Update
The print version of this story was published prior to the Feb. 1 announcement on the cancellation of the Feb. 10 ski events at the Birkebeiner. The online version has been rewritten to reflect the cancellation.
St. Albert skiers won’t be racing the Canadian Birkebeiner this month — the race has been called off due to lack of snow.
The board of the Canadian Birkebeiner Society announced Feb. 1 that it had cancelled the Feb. 10 ski events for the 2024 Canadian Birkiebeiner due to a lack of snow.
“There is not enough snow on the ground and insufficient amounts are forecasted to allow this part of the festival to go ahead,” society president Dave Cooper said in the announcement.
“The board waited until the last possible moment to make this decision using the best available weather forecasts.”
No snow
The Canadian Birkie Ski Festival is one of three Birkebeiner loppets in the world and has been running since 1985. It typically draws some 1,200 participants and happens on second weekend of February (Feb. 10-11 this year).
The Birkie’s marquee event is a race in the Cooking Lake-Blackfoot Provincial Recreation Area where competitors ski 55 km while carrying a 5.5 kg pack — a nod to the event’s legendary origins, where two warriors carried an infant crown prince that distance on skis in 1206. The race had been scheduled for Feb. 10, but had been in question for months due to an unseasonably warm and snow-free winter.
Speaking to the Gazette on Jan. 25, Birkebeiner society administrator Frank Potter said the lack of snow made the race’s cancellation a near certainty. Alberta Parks officials didn’t have enough snow at Cooking Lake to set the full course needed for it, and the trails it did set had patches of exposed dirt, which would be hazardous in a race. The race needed “tens of thousands” of cubic meters of snow for its starting ramp, which wasn’t available, and enough snow on access trails for emergency crews to use snowmobiles.
“Right now there isn’t any (snow) all those access roads, so we can’t actually run snowmobiles on them. Therefore, we don’t have safety, and therefore there is no event,” Potter said.
This is the fifth time that the Canadian Birkie race has been cancelled due to lack of snow or excessive warmth, Potter said. Some 450 people had signed up for this year’s race as of Jan. 25, about nine of which had St.
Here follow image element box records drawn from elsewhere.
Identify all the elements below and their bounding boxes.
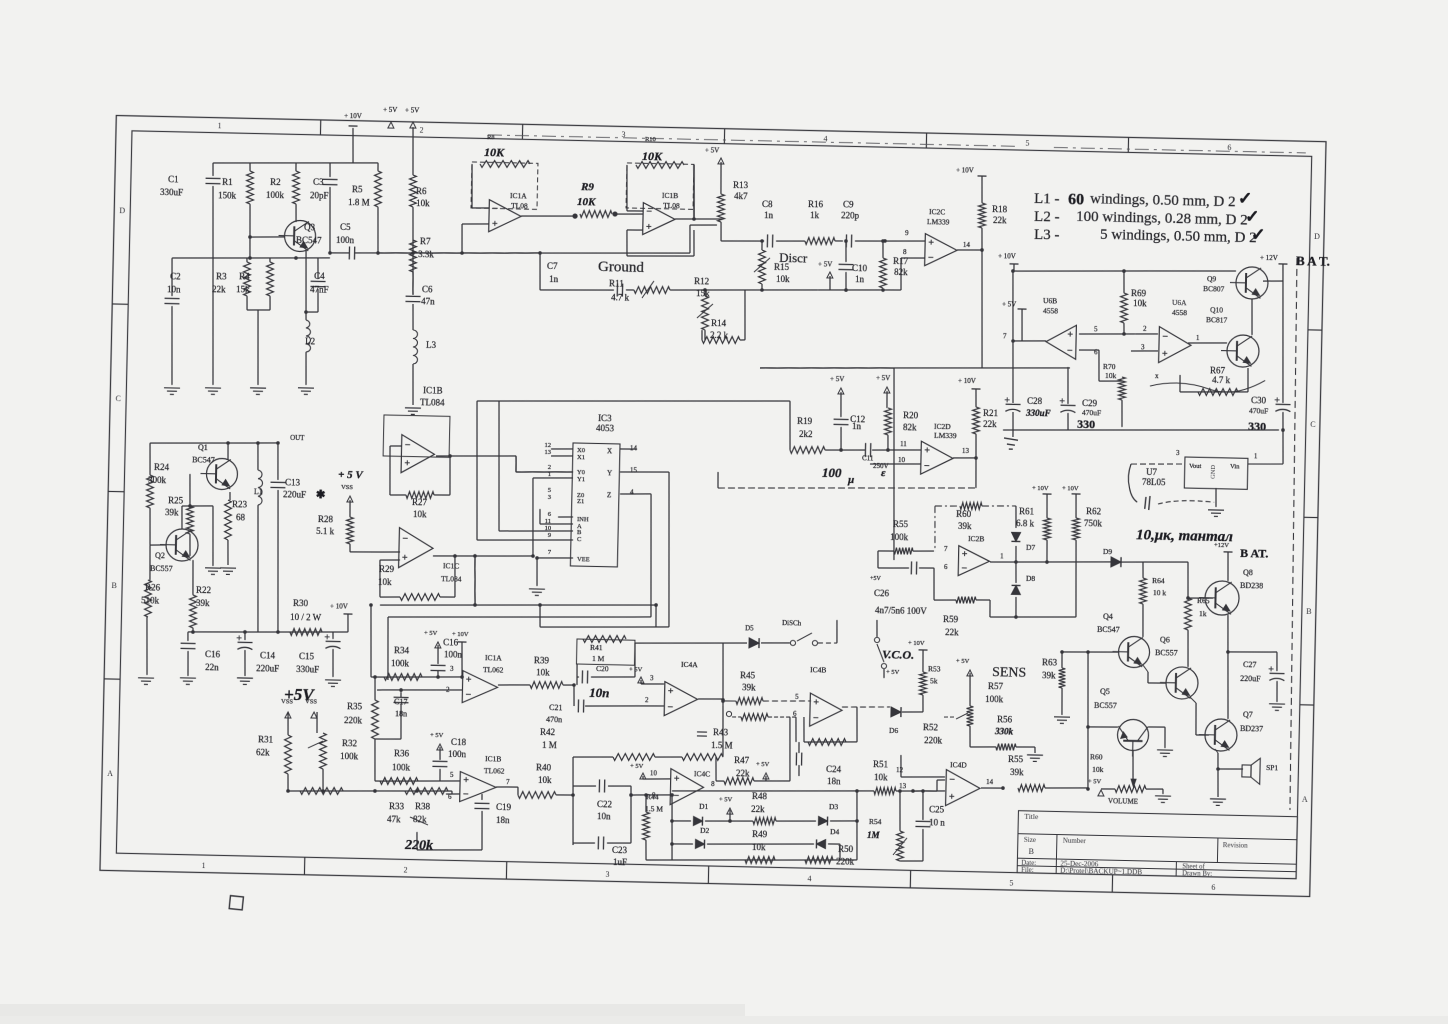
svg-text:B: B (1029, 847, 1035, 856)
svg-text:R20: R20 (903, 410, 919, 420)
svg-text:+ 10V: + 10V (956, 166, 974, 174)
svg-text:220k: 220k (836, 856, 855, 866)
svg-text:5: 5 (548, 487, 551, 494)
svg-text:D6: D6 (889, 726, 899, 735)
svg-text:C23: C23 (612, 845, 628, 855)
svg-text:3.3k: 3.3k (418, 249, 434, 259)
svg-text:C1: C1 (168, 174, 179, 184)
svg-text:+ 10V: + 10V (452, 631, 469, 638)
svg-text:D2: D2 (700, 826, 710, 835)
svg-text:✓: ✓ (1238, 189, 1253, 208)
svg-text:10: 10 (898, 456, 906, 464)
svg-text:+ 5V: + 5V (629, 666, 643, 673)
svg-text:220k: 220k (404, 838, 433, 854)
svg-text:BC817: BC817 (1206, 315, 1228, 324)
svg-text:47k: 47k (387, 814, 401, 824)
svg-text:+ 5V: + 5V (1088, 778, 1102, 785)
svg-text:15k: 15k (696, 288, 710, 298)
svg-text:C21: C21 (549, 703, 563, 712)
svg-text:R11: R11 (609, 278, 624, 288)
svg-text:C7: C7 (547, 261, 558, 271)
svg-text:R8: R8 (487, 134, 495, 141)
svg-text:IC1B: IC1B (662, 191, 678, 200)
svg-text:5k: 5k (930, 676, 938, 685)
svg-text:Vin: Vin (1230, 463, 1240, 470)
svg-text:750k: 750k (1084, 518, 1103, 528)
svg-text:BC547: BC547 (296, 235, 322, 246)
svg-text:+ 5V: + 5V (383, 106, 397, 114)
svg-text:R56: R56 (997, 714, 1013, 724)
svg-text:R41: R41 (590, 643, 603, 652)
svg-text:D5: D5 (745, 624, 754, 632)
svg-text:IC2C: IC2C (929, 207, 945, 216)
svg-text:3: 3 (548, 494, 551, 501)
svg-text:Q3: Q3 (304, 222, 316, 232)
svg-text:4558: 4558 (1043, 306, 1058, 315)
svg-text:windings, 0.50 mm, D 2: windings, 0.50 mm, D 2 (1090, 191, 1236, 210)
svg-text:220uF: 220uF (256, 663, 279, 673)
svg-text:R19: R19 (797, 416, 813, 426)
svg-text:V.C.O.: V.C.O. (882, 647, 914, 662)
svg-text:R3: R3 (216, 271, 227, 281)
svg-text:10n: 10n (589, 685, 610, 700)
svg-text:100n: 100n (448, 749, 467, 759)
svg-text:100n: 100n (336, 235, 355, 245)
svg-text:VEE: VEE (577, 556, 590, 563)
svg-text:D9: D9 (1103, 547, 1113, 556)
svg-text:R61: R61 (1019, 506, 1034, 516)
svg-text:R39: R39 (534, 655, 550, 665)
svg-text:1n: 1n (764, 210, 774, 220)
svg-text:2: 2 (548, 464, 551, 471)
svg-text:330: 330 (1248, 419, 1266, 433)
svg-text:R23: R23 (232, 499, 248, 509)
svg-text:+ 5V: + 5V (424, 630, 438, 637)
svg-text:C9: C9 (843, 199, 854, 209)
svg-text:Drawn By:: Drawn By: (1182, 870, 1212, 878)
svg-text:R21: R21 (983, 408, 998, 418)
svg-text:C17: C17 (394, 697, 408, 706)
svg-text:1.5 M: 1.5 M (645, 804, 663, 813)
svg-text:R60: R60 (956, 509, 972, 519)
svg-text:R51: R51 (873, 759, 888, 769)
svg-text:5: 5 (1025, 139, 1029, 148)
svg-text:1k: 1k (810, 210, 820, 220)
svg-text:IC2B: IC2B (968, 534, 984, 543)
svg-text:Number: Number (1063, 837, 1087, 846)
svg-text:SENS: SENS (992, 665, 1027, 681)
svg-text:10k: 10k (378, 577, 392, 587)
svg-text:R31: R31 (258, 734, 273, 744)
svg-text:VSS: VSS (281, 698, 293, 705)
svg-text:L1: L1 (254, 487, 263, 496)
svg-text:470uF: 470uF (1249, 406, 1268, 415)
svg-text:U6B: U6B (1043, 296, 1057, 305)
svg-text:+ 10V: + 10V (344, 112, 362, 120)
svg-text:C30: C30 (1251, 395, 1267, 405)
svg-text:+ 10V: + 10V (1032, 485, 1049, 492)
svg-text:39k: 39k (1010, 767, 1024, 777)
svg-text:BC557: BC557 (1094, 701, 1117, 710)
svg-text:X: X (607, 447, 612, 455)
svg-text:1n: 1n (852, 421, 862, 431)
svg-text:1.5 M: 1.5 M (711, 740, 733, 750)
svg-text:6: 6 (1211, 883, 1215, 892)
svg-text:330uF: 330uF (296, 664, 319, 674)
svg-text:R35: R35 (347, 701, 363, 711)
svg-text:R34: R34 (394, 645, 410, 655)
svg-text:C: C (115, 394, 121, 403)
svg-text:C22: C22 (597, 799, 612, 809)
svg-text:R63: R63 (1042, 657, 1058, 667)
svg-text:B AT.: B AT. (1240, 546, 1269, 561)
svg-text:✓: ✓ (1251, 225, 1266, 244)
svg-text:10n: 10n (167, 284, 181, 294)
svg-text:1M: 1M (867, 830, 881, 840)
svg-text:150k: 150k (218, 190, 237, 200)
svg-text:R53: R53 (928, 664, 941, 673)
svg-text:C15: C15 (299, 651, 315, 661)
svg-text:5: 5 (1009, 879, 1013, 888)
svg-text:+ 5V: + 5V (886, 669, 900, 676)
svg-text:LM339: LM339 (934, 431, 957, 440)
svg-text:39k: 39k (165, 507, 179, 517)
svg-text:C19: C19 (496, 802, 512, 812)
svg-text:R24: R24 (154, 462, 170, 472)
svg-text:+ 5V: + 5V (430, 732, 444, 739)
svg-text:100: 100 (822, 465, 842, 480)
svg-text:C: C (577, 536, 581, 543)
svg-text:22k: 22k (736, 768, 750, 778)
svg-text:14: 14 (986, 778, 994, 786)
svg-text:+ 10V: + 10V (998, 252, 1016, 260)
svg-text:L3: L3 (426, 340, 437, 350)
svg-text:R67: R67 (1210, 365, 1226, 375)
svg-text:+ 5V: + 5V (876, 374, 890, 382)
svg-text:22k: 22k (945, 627, 959, 637)
svg-text:C4: C4 (314, 271, 325, 281)
svg-text:4n7/5n6 100V: 4n7/5n6 100V (875, 605, 927, 616)
svg-text:3: 3 (605, 870, 609, 879)
svg-text:D3: D3 (829, 802, 839, 811)
svg-text:TL084: TL084 (441, 574, 462, 583)
svg-text:VOLUME: VOLUME (1108, 797, 1138, 806)
svg-text:10 n: 10 n (929, 817, 945, 827)
svg-text:330uF: 330uF (1025, 408, 1051, 419)
svg-text:R64: R64 (1152, 576, 1165, 585)
svg-text:Revision: Revision (1223, 841, 1249, 850)
svg-text:Date:: Date: (1021, 860, 1036, 867)
svg-text:1 M: 1 M (542, 740, 557, 750)
svg-text:10k: 10k (874, 772, 888, 782)
svg-text:BD237: BD237 (1240, 724, 1263, 733)
svg-text:Q1: Q1 (198, 443, 208, 452)
svg-text:14: 14 (630, 444, 638, 452)
svg-text:R52: R52 (923, 722, 938, 732)
svg-text:39k: 39k (742, 682, 756, 692)
svg-text:13: 13 (544, 449, 551, 456)
svg-text:C8: C8 (762, 199, 773, 209)
svg-text:R4: R4 (239, 271, 250, 281)
svg-text:Y1: Y1 (577, 476, 585, 483)
svg-text:100k: 100k (985, 694, 1004, 704)
svg-text:R29: R29 (379, 564, 395, 574)
svg-text:+ 10V: + 10V (908, 640, 925, 647)
svg-text:470n: 470n (546, 715, 562, 724)
svg-text:1n: 1n (549, 274, 559, 284)
svg-text:R13: R13 (733, 180, 749, 190)
svg-text:R59: R59 (943, 614, 959, 624)
svg-text:R40: R40 (536, 762, 552, 772)
svg-text:TL084: TL084 (420, 397, 445, 408)
svg-text:GND: GND (1210, 465, 1217, 480)
svg-text:10n: 10n (597, 811, 611, 821)
svg-text:+ 5V: + 5V (830, 375, 844, 383)
svg-text:VSS: VSS (341, 484, 353, 491)
svg-text:39k: 39k (1042, 670, 1056, 680)
svg-text:10 / 2 W: 10 / 2 W (290, 612, 322, 623)
svg-text:10K: 10K (642, 149, 663, 163)
svg-text:10k: 10k (416, 198, 430, 208)
svg-text:D7: D7 (1026, 543, 1036, 552)
svg-text:Vout: Vout (1189, 463, 1202, 470)
svg-text:R12: R12 (694, 276, 709, 286)
svg-text:Q8: Q8 (1243, 568, 1253, 577)
svg-text:22k: 22k (751, 804, 765, 814)
svg-text:10: 10 (650, 769, 658, 777)
svg-text:R38: R38 (415, 801, 431, 811)
svg-text:+ 5V: + 5V (705, 146, 719, 154)
svg-text:60: 60 (1068, 191, 1084, 208)
svg-text:15: 15 (630, 466, 638, 474)
svg-text:R32: R32 (342, 738, 357, 748)
svg-text:+ 10V: + 10V (330, 602, 348, 610)
svg-text:R26: R26 (145, 582, 161, 592)
svg-text:BC557: BC557 (1155, 648, 1178, 657)
svg-text:C5: C5 (340, 222, 351, 232)
svg-text:4: 4 (807, 874, 811, 883)
svg-text:Z: Z (607, 491, 611, 499)
svg-text:R57: R57 (988, 681, 1004, 691)
svg-text:TL062: TL062 (483, 665, 504, 674)
svg-text:+ 5V: + 5V (818, 260, 832, 268)
svg-text:IC1A: IC1A (510, 191, 527, 200)
svg-text:R27: R27 (412, 497, 428, 507)
svg-text:10k: 10k (1133, 298, 1147, 308)
svg-text:R45: R45 (740, 670, 756, 680)
svg-text:B: B (111, 581, 117, 590)
svg-text:DiSCh: DiSCh (782, 619, 802, 627)
svg-text:C24: C24 (826, 764, 842, 774)
svg-text:IC2D: IC2D (934, 422, 951, 431)
svg-text:220uF: 220uF (1240, 674, 1261, 683)
svg-text:IC3: IC3 (598, 413, 612, 423)
svg-text:10k: 10k (413, 509, 427, 519)
svg-text:R36: R36 (394, 748, 410, 758)
svg-text:1n: 1n (855, 274, 865, 284)
svg-text:+ 5 V: + 5 V (338, 469, 365, 482)
svg-text:15k: 15k (236, 284, 250, 294)
svg-text:Q4: Q4 (1103, 612, 1113, 621)
svg-text:510k: 510k (141, 595, 160, 605)
svg-text:6: 6 (1227, 143, 1231, 152)
svg-text:R60: R60 (1090, 752, 1103, 761)
svg-text:Q6: Q6 (1160, 635, 1170, 644)
svg-text:Q7: Q7 (1243, 710, 1253, 719)
svg-text:VSS: VSS (305, 698, 317, 705)
svg-text:R50: R50 (838, 844, 854, 854)
svg-text:R62: R62 (1086, 506, 1101, 516)
svg-text:18n: 18n (496, 815, 510, 825)
svg-text:IC1B: IC1B (485, 754, 501, 763)
svg-text:22k: 22k (983, 419, 997, 429)
svg-text:300k: 300k (148, 475, 167, 485)
svg-text:μ: μ (847, 474, 854, 486)
svg-text:5 windings, 0.50 mm, D 2: 5 windings, 0.50 mm, D 2 (1100, 227, 1257, 246)
svg-text:47nF: 47nF (310, 284, 329, 294)
svg-text:L3 -: L3 - (1034, 227, 1060, 244)
svg-text:R14: R14 (711, 318, 727, 328)
svg-text:BC547: BC547 (1097, 625, 1120, 634)
svg-text:R18: R18 (992, 204, 1008, 214)
svg-text:4.7 k: 4.7 k (611, 292, 630, 302)
svg-text:C28: C28 (1027, 396, 1043, 406)
svg-text:R28: R28 (318, 514, 334, 524)
svg-text:✱: ✱ (316, 489, 325, 501)
svg-text:C20: C20 (596, 664, 609, 673)
svg-text:+ 5V: + 5V (630, 763, 644, 770)
svg-text:+ 10V: + 10V (958, 377, 976, 385)
svg-text:18n: 18n (395, 709, 407, 718)
svg-text:4.7 k: 4.7 k (1212, 375, 1231, 385)
svg-text:R2: R2 (270, 177, 281, 187)
svg-text:C16: C16 (205, 649, 221, 659)
svg-text:+ 5V: + 5V (719, 796, 733, 803)
svg-text:R44: R44 (646, 792, 659, 801)
svg-text:13: 13 (899, 782, 907, 790)
svg-text:IC4D: IC4D (950, 760, 967, 769)
svg-text:330k: 330k (994, 726, 1014, 736)
svg-text:1uF: 1uF (613, 857, 627, 867)
svg-text:File:: File: (1021, 867, 1034, 874)
svg-text:IC4B: IC4B (810, 665, 826, 674)
svg-text:78L05: 78L05 (1142, 477, 1166, 488)
svg-text:4k7: 4k7 (734, 191, 748, 201)
svg-text:R9: R9 (580, 181, 595, 193)
svg-text:100k: 100k (340, 751, 359, 761)
svg-text:62k: 62k (256, 747, 270, 757)
svg-text:12: 12 (896, 766, 904, 774)
svg-text:47n: 47n (421, 296, 435, 306)
svg-text:100k: 100k (391, 658, 410, 668)
svg-text:9: 9 (548, 532, 551, 539)
svg-text:220uF: 220uF (283, 489, 306, 499)
svg-text:10k: 10k (536, 667, 550, 677)
svg-text:U6A: U6A (1172, 298, 1187, 307)
svg-text:2k2: 2k2 (799, 429, 813, 439)
svg-text:C16: C16 (443, 637, 459, 647)
svg-text:R15: R15 (774, 262, 790, 272)
svg-text:68: 68 (236, 512, 246, 522)
svg-text:2.2 k: 2.2 k (710, 330, 729, 340)
svg-text:+ 12V: + 12V (1260, 254, 1278, 262)
svg-text:Size: Size (1024, 836, 1036, 844)
svg-text:R43: R43 (713, 727, 729, 737)
svg-text:R22: R22 (196, 585, 211, 595)
svg-text:1k: 1k (1199, 609, 1207, 618)
svg-text:BC557: BC557 (150, 564, 173, 573)
svg-text:A: A (107, 769, 113, 778)
svg-text:C6: C6 (422, 284, 433, 294)
svg-text:1: 1 (202, 861, 206, 870)
svg-text:R55: R55 (893, 519, 909, 529)
svg-text:D4: D4 (830, 827, 840, 836)
svg-text:Q9: Q9 (1207, 274, 1217, 283)
svg-text:10k: 10k (538, 775, 552, 785)
svg-text:10k: 10k (1105, 371, 1117, 380)
svg-text:Q2: Q2 (155, 551, 165, 560)
svg-text:+ 10V: + 10V (1062, 485, 1079, 492)
svg-text:+ 5V: + 5V (756, 761, 770, 768)
svg-text:IC4A: IC4A (681, 660, 698, 669)
svg-text:R54: R54 (869, 817, 882, 826)
svg-text:4053: 4053 (596, 423, 615, 433)
svg-text:D: D (1314, 232, 1320, 241)
svg-text:20pF: 20pF (310, 190, 329, 200)
svg-text:39k: 39k (958, 521, 972, 531)
svg-text:1 M: 1 M (592, 654, 605, 663)
svg-text:R49: R49 (752, 829, 768, 839)
svg-text:14: 14 (963, 241, 971, 249)
svg-text:220p: 220p (841, 210, 860, 220)
svg-text:C29: C29 (1082, 398, 1098, 408)
svg-text:Q5: Q5 (1100, 687, 1110, 696)
svg-text:D1: D1 (699, 802, 709, 811)
svg-text:B: B (1306, 607, 1312, 616)
svg-text:BC547: BC547 (192, 455, 215, 464)
svg-text:+ 5V: + 5V (405, 106, 419, 114)
svg-text:C10: C10 (852, 263, 868, 273)
svg-text:R30: R30 (293, 598, 309, 608)
svg-text:X1: X1 (577, 454, 585, 461)
svg-text:2: 2 (419, 126, 423, 135)
svg-text:R69: R69 (1131, 288, 1147, 298)
svg-text:10k: 10k (1092, 765, 1104, 774)
svg-text:R7: R7 (420, 236, 431, 246)
svg-text:13: 13 (962, 447, 970, 455)
svg-text:✓: ✓ (1245, 207, 1260, 226)
svg-text:TL062: TL062 (484, 766, 505, 775)
svg-text:39k: 39k (196, 598, 210, 608)
svg-text:1: 1 (218, 121, 222, 130)
svg-text:+5V: +5V (870, 576, 882, 582)
svg-text:R5: R5 (352, 184, 363, 194)
svg-text:BC807: BC807 (1203, 284, 1225, 293)
svg-text:+ 5V: + 5V (1002, 300, 1016, 308)
svg-text:R47: R47 (734, 755, 750, 765)
svg-text:R16: R16 (808, 199, 824, 209)
svg-text:R42: R42 (540, 727, 555, 737)
svg-text:C26: C26 (874, 588, 890, 598)
svg-text:R1: R1 (222, 177, 233, 187)
svg-text:R55: R55 (1008, 754, 1024, 764)
svg-text:330: 330 (1077, 417, 1095, 431)
svg-text:R70: R70 (1103, 362, 1116, 371)
svg-text:220k: 220k (924, 735, 943, 745)
svg-text:C25: C25 (929, 804, 945, 814)
svg-text:22n: 22n (205, 662, 219, 672)
svg-text:82k: 82k (903, 422, 917, 432)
Albert (T8N) postal codes.
Speaking to the Gazette on Jan. 25, St. Albert skier and Birkie veteran Anne Bradley said she planned to volunteer in this year’s race but would understand if it was cancelled.
“The volume of people they’d have to put on that course, they can’t sustain it with the snowpack they have.”
Backup plan
Potter said other parts of the festival, such as the Barnebirkie Family Ski and the Full Moon Birkie are still going ahead.
Anyone who registered for the regular Birkie race will get a free pass for the Virtual Canadian Birkie, which ask athletes to perform two-to-55 km of self-propelled activity between Feb. 12 to 24 and upload their results. They can also upload pictures of ski scenes or themselves dressed as Vikings to the to enter a prize draw.
Asked about the future of the Birkie given the realities of global heating, Potter said it would be tough to change its place or date, as there are few places with the necessary space and few dates that don’t conflict with other races or the weather. The Birkie society is instead diversifying into other events such as the Virtual Birkie and Biking Like a Viking.
“We can’t control the weather but we can develop better contingencies,” Potter said.
Visit canadianbirkie.com for updates on this year’s event.
New bibs
Competitors at next year’s Canadian Birkie may get some new duds thanks to the help of St. Albert quilters.
About 26 members of the St. Albert Quilters’ Guild were at St. Albert Place Jan. 25 to sew 25 purple bibs for the Birkie society.
Birkie participants are awarded purple or blue bibs if they have done the event’s 55 km race at least 10 or 20 times, respectively, Potter said. (Red bibs, of which there are currently three living holders, go to those who have done the 55 km every year since 1985.) The society was out of purple bibs this year, and could not find anyone who would sew more at a reasonable price.
Potter asked the quilters’ guild for help, said guild president Maureen Russell. The guild, which often does charitable work, sewed the bibs in an afternoon, using materials provided by the society.
“We’re proud to have been able to help them.”
Potter said the society was very thankful for the guild’s assistance.